EiE connections: The Sky’s the Limit: Engineering Flying Technologies (Aeronautical Engineering); Liftoff: Engineering Rockets and Rovers (Aerospace Engineering)
Paving the Way
Howard P. Grant was a true trailblazer. As the first black graduate from the UC Berkeley College of Engineering, the first black engineer for the City of San Francisco, AND the first black member of the American Society for Civil Engineers, Grant showed a lifelong commitment to the field of engineering and to advancing engineering opportunities for African-American youth. In 1970, he hosted the first meeting of Northern California’s black engineers, which grew to become the Northern California Council of Black Professional Engineers. Today, the Council encourages African-American youth to consider careers in engineering through scholarships and public outreach. Grant was well-respected as an engineer for San Francisco’s water department, but he is remembered for dedicating his entire life to breaking down barriers to ensure that the next generation of black engineers had a clear path to success.

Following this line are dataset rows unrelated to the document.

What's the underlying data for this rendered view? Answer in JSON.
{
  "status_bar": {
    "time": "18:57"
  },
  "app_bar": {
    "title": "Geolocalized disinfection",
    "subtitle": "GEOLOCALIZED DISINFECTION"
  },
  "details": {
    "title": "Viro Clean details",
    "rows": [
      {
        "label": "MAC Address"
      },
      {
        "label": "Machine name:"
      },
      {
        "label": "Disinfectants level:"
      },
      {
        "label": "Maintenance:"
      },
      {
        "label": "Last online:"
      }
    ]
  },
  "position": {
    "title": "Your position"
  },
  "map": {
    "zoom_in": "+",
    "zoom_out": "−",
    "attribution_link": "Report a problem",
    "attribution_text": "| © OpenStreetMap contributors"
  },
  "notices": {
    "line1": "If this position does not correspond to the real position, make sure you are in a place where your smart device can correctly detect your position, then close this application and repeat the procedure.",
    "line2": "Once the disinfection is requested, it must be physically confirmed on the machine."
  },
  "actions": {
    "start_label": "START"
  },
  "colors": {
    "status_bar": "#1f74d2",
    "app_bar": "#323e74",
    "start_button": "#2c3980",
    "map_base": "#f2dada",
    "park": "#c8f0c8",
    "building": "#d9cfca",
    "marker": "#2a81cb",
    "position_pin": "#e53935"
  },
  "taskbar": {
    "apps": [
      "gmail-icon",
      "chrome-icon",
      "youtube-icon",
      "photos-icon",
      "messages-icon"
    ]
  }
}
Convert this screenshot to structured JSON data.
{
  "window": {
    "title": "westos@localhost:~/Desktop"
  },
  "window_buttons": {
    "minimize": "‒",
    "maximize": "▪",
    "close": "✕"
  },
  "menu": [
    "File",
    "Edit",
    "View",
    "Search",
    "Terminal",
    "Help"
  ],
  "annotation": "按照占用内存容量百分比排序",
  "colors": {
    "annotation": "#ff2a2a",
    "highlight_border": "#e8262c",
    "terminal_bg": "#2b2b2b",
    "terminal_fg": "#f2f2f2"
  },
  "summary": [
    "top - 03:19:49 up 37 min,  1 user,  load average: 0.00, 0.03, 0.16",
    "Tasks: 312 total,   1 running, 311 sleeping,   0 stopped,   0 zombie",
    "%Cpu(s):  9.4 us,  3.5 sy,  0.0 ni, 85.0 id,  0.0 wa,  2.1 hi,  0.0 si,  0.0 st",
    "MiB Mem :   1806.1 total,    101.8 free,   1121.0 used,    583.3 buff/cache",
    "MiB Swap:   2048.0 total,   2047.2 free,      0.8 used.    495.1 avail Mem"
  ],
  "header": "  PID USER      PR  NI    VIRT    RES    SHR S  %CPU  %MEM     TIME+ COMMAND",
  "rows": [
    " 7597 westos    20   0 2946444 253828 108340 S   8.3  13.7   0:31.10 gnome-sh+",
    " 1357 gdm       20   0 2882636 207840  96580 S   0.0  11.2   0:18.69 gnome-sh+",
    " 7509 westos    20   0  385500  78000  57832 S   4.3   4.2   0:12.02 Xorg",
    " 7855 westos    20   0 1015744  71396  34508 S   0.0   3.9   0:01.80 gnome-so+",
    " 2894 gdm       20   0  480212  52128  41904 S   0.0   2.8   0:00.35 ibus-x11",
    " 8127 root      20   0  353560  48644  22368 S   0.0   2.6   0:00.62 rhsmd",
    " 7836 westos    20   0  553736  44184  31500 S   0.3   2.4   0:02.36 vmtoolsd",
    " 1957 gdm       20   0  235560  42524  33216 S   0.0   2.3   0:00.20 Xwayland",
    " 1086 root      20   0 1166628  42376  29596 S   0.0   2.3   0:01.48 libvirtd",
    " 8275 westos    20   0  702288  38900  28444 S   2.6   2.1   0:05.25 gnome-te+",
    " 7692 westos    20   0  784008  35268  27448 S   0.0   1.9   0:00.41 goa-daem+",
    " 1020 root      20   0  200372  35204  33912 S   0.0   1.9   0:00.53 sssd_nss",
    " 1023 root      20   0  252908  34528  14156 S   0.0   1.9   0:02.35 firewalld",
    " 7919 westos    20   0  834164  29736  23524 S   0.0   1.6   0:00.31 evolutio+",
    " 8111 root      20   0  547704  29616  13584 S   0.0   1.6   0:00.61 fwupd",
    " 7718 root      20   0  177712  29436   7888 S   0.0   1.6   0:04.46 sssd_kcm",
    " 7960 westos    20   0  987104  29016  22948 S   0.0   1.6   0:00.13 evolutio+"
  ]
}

EiE connections: Water, Water Everywhere: Designing Water Filters (Environmental Engineering); To Get to the Other Side: Designing Bridges (Civil Engineering)
The Real McCoy
Did you ever wonder where the phrase “The Real McCoy” came from? Look no further than engineer and inventor Elijah McCoy. McCoy’s parents escaped slavery on the Underground Railroad and settled in Michigan. He was trained as a mechanical engineer in Scotland, but had to accept a job as a fireman with the Michigan Central Railroad when he returned to America in the 1860s. Part of his job was oiling steam engine parts, which required the train to make frequent stops. McCoy put his engineering knowledge to work and developed a way to make the work easier—an automatic lubricator that oiled up the train while it was still running. It worked so well that railway engineers made sure people were not using generic imitators—they requested “The Real McCoy!” McCoy went on to establish his own business and obtain nearly 50 patents for his many inventions.
EiE connections: Marvelous Machines: Making Work Easier (Industrial Engineering)
No matter what field of engineering you’re covering, there is bound to be a real-world connection you can make with your kids. When they see themselves represented in successful, barrier-breaking role models, there’s an even better chance that they’ll feel empowered to achieve great things in engineering careers.